Lyons Township High School is poised to install air conditioning in classrooms and other spaces at both campuses next year, though the extent of the project won’t be known until the district goes out to bid and determines how much can be added in one summer.
The District 204 school board is anticipating replacing two rooftop air-conditioning units on the North Campus fieldhouse as well as adding air conditioning to as many as 62 classrooms at South Campus.
It is projected to cost approximately $4 million to replace the rooftop units on the and completely air condition the B wing of South Campus. That would add air conditioning to 42 more classrooms.
The district is also considering adding air conditioning to the C wing at South Campus, either spending about $400,000 to air condition 10 classrooms there or about $1 million to completely air condition the wing.
The district plans to use a $1 million state grant, secured with the help of Illinois House Minority Leader Jim Durkin (R-Western Springs) to help pay for the new air conditioning.
District officials would like to add as much air conditioning as possible next summer to take advantage of economies of scale, but are concerned about how much work they can get done in one summer.
“We want to maximize that, but we also don’t want to put ourselves in a situation where we can’t complete the work in time for the school year,” said LTHS District 204 Superintendent Brian Waterman. “We’re trying to thread the needle, so to speak.”
If the entire C wing is air conditioned that would total 20 classrooms and bring the total of additional classrooms to be air conditioned to 62. Last summer, 23 classrooms in the B wing were outfitted with univents so all that it is needed to air condition them is to install a cooling tower, often called a chiller, for the B wing.
The hot weather at the start of the school year in August, which persisted into much of September, has added urgency to the desire to add as much air conditioning to LTHS as possible.
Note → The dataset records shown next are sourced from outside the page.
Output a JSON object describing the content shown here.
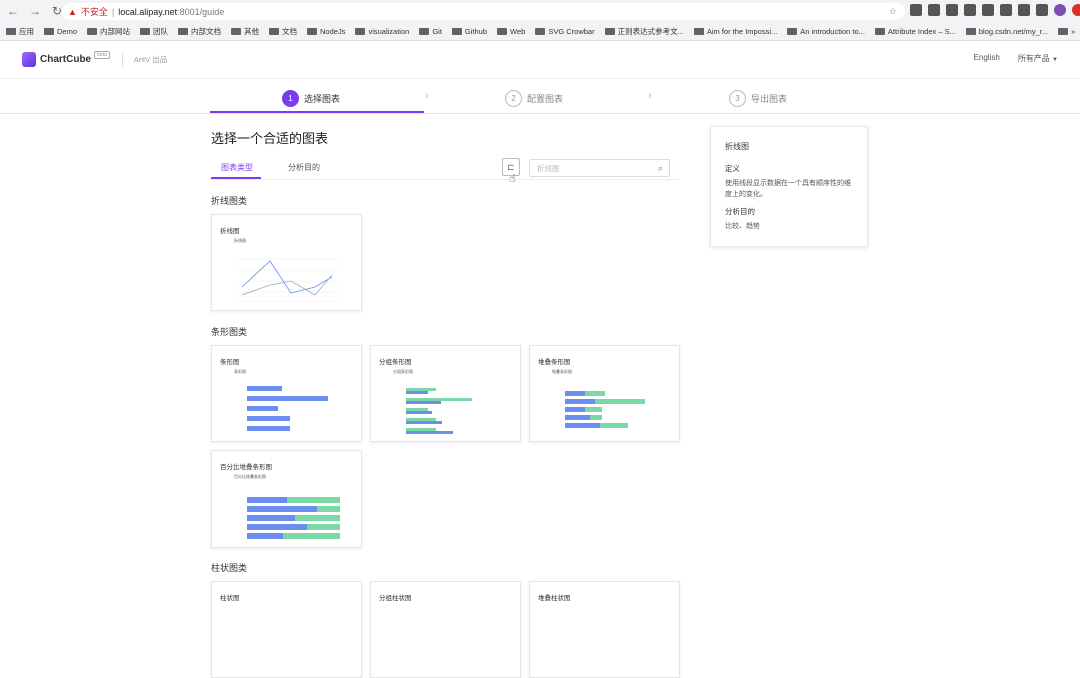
{
  "browser": {
    "insecure_label": "不安全",
    "url_host": "local.alipay.net",
    "url_path": ":8001/guide",
    "bookmarks": [
      "应用",
      "Demo",
      "内部网站",
      "团队",
      "内部文档",
      "其他",
      "文档",
      "NodeJs",
      "visualization",
      "Git",
      "Github",
      "Web",
      "SVG Crowbar",
      "正则表达式参考文...",
      "Aim for the Impossi...",
      "An introduction to...",
      "Attribute Index – S...",
      "blog.csdn.net/my_r...",
      "»",
      "其他书签"
    ]
  },
  "header": {
    "logo": "ChartCube",
    "beta": "beta",
    "by": "AntV 出品",
    "english": "English",
    "all_products": "所有产品"
  },
  "steps": [
    {
      "num": "1",
      "label": "选择图表"
    },
    {
      "num": "2",
      "label": "配置图表"
    },
    {
      "num": "3",
      "label": "导出图表"
    }
  ],
  "main": {
    "title": "选择一个合适的图表",
    "tab_type": "图表类型",
    "tab_purpose": "分析目的",
    "search_placeholder": "折线图"
  },
  "categories": {
    "line": "折线图类",
    "bar": "条形图类",
    "column": "柱状图类"
  },
  "cards": {
    "line": "折线图",
    "bar": "条形图",
    "grouped_bar": "分组条形图",
    "stacked_bar": "堆叠条形图",
    "percent_stacked_bar": "百分比堆叠条形图",
    "column": "柱状图",
    "grouped_column": "分组柱状图",
    "stacked_column": "堆叠柱状图"
  },
  "info": {
    "title": "折线图",
    "def_h": "定义",
    "def": "使用线段显示数据在一个具有顺序性的维度上的变化。",
    "purpose_h": "分析目的",
    "purpose": "比较、趋势"
  },
  "colors": {
    "accent": "#7a3cf0",
    "blue": "#6b8df0",
    "green": "#7dd8a8"
  }
}
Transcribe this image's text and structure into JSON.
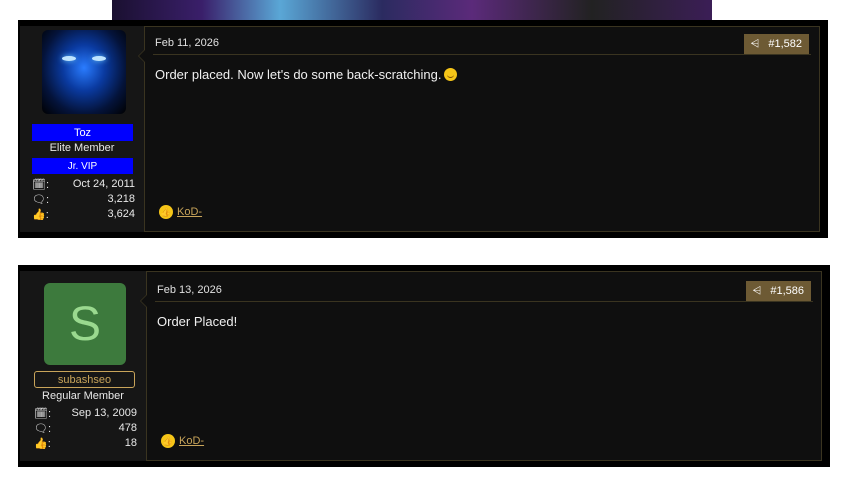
{
  "posts": [
    {
      "user": {
        "name": "Toz",
        "title": "Elite Member",
        "badge": "Jr. VIP",
        "joined": "Oct 24, 2011",
        "messages": "3,218",
        "reactions": "3,624"
      },
      "date": "Feb 11, 2026",
      "number": "#1,582",
      "text": "Order placed. Now let's do some back-scratching.",
      "reaction_user": "KoD-"
    },
    {
      "user": {
        "avatar_letter": "S",
        "name": "subashseo",
        "title": "Regular Member",
        "joined": "Sep 13, 2009",
        "messages": "478",
        "reactions": "18"
      },
      "date": "Feb 13, 2026",
      "number": "#1,586",
      "text": "Order Placed!",
      "reaction_user": "KoD-"
    }
  ],
  "icons": {
    "joined": "calendar-icon",
    "messages": "messages-icon",
    "reactions": "thumbs-up-icon",
    "share": "share-icon"
  },
  "colors": {
    "accent_gold": "#c8a45a",
    "share_bg": "#6d5a34",
    "vip_blue": "#0000ff",
    "avatar_green": "#3d7a3d"
  }
}
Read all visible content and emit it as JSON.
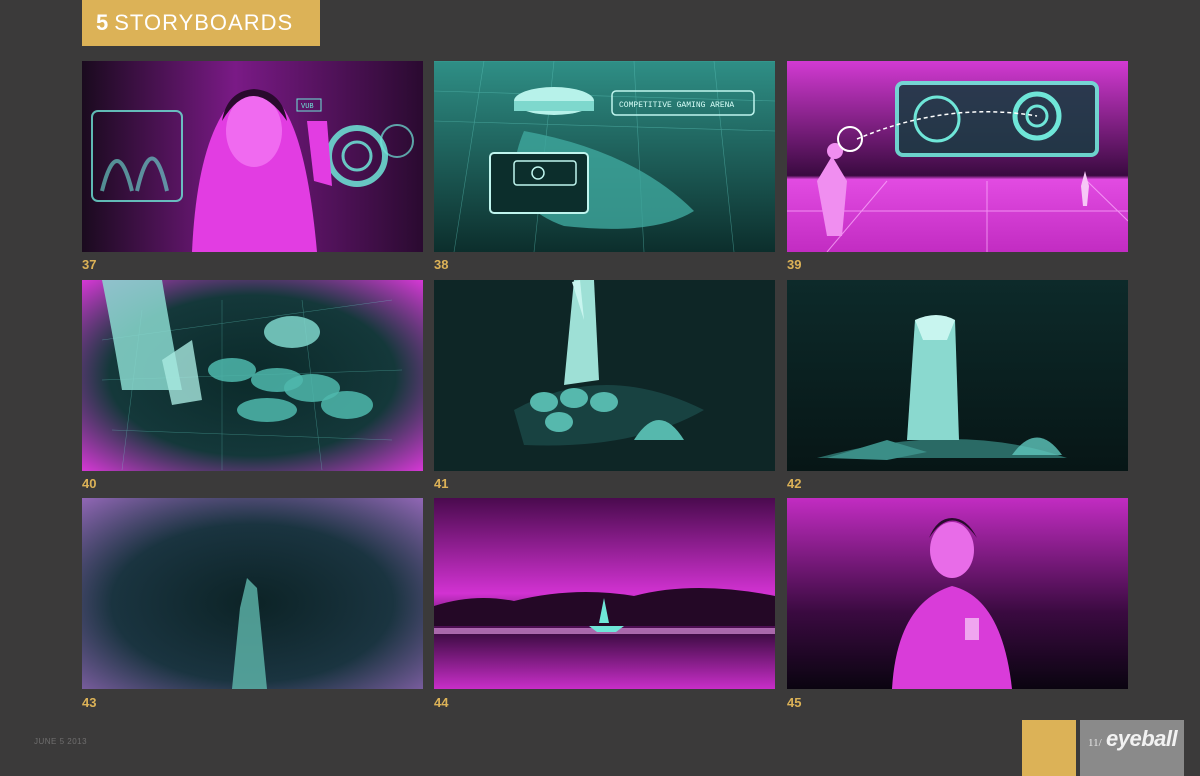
{
  "header": {
    "section_number": "5",
    "section_title": "STORYBOARDS"
  },
  "frames": [
    {
      "number": "37",
      "caption": "VUB"
    },
    {
      "number": "38",
      "caption": "COMPETITIVE GAMING ARENA"
    },
    {
      "number": "39"
    },
    {
      "number": "40"
    },
    {
      "number": "41"
    },
    {
      "number": "42"
    },
    {
      "number": "43"
    },
    {
      "number": "44"
    },
    {
      "number": "45"
    }
  ],
  "footer": {
    "date": "JUNE 5 2013",
    "page_number": "11/",
    "brand": "eyeball"
  },
  "colors": {
    "accent_gold": "#dcb257",
    "magenta": "#d61ed6",
    "cyan": "#6fe6d8",
    "background": "#3b3a3a"
  }
}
Less than one third of the classrooms at the freshman-sophomore South Campus are air conditioned.
The first weeks of school, with hot temperatures and high humidity, were especially miserable at LTHS.
At the Sept. 23 school board meeting Ricardo Martinez, who has run unsuccessfully for the LTHS school board in the last two elections, called upon the school board to make a firm commitment to fully air condition the school in the next five years.
“Hot classrooms limit the aptitude of our students,” Martinez told the school board during the public comment portion of the school board meeting. “Data shows that each one degree Fahrenheit increase in school temperature reduces the amount learned in that year by 1 percent.”
Martinez said that in the hottest months, many LTHS classrooms register temperatures in the 90s or even 100.
“It’s a disadvantage for our students and our teachers,” Martinez said.
Martinez said LTHS has ample reserves, more than $40 million, to pay for air conditioning.
“Kids are falling over in class and we’re not broke,” Martinez said. “We can’t continue to kick the can down the road. We need healthy and high performing students. We actually can’t afford not to do this.”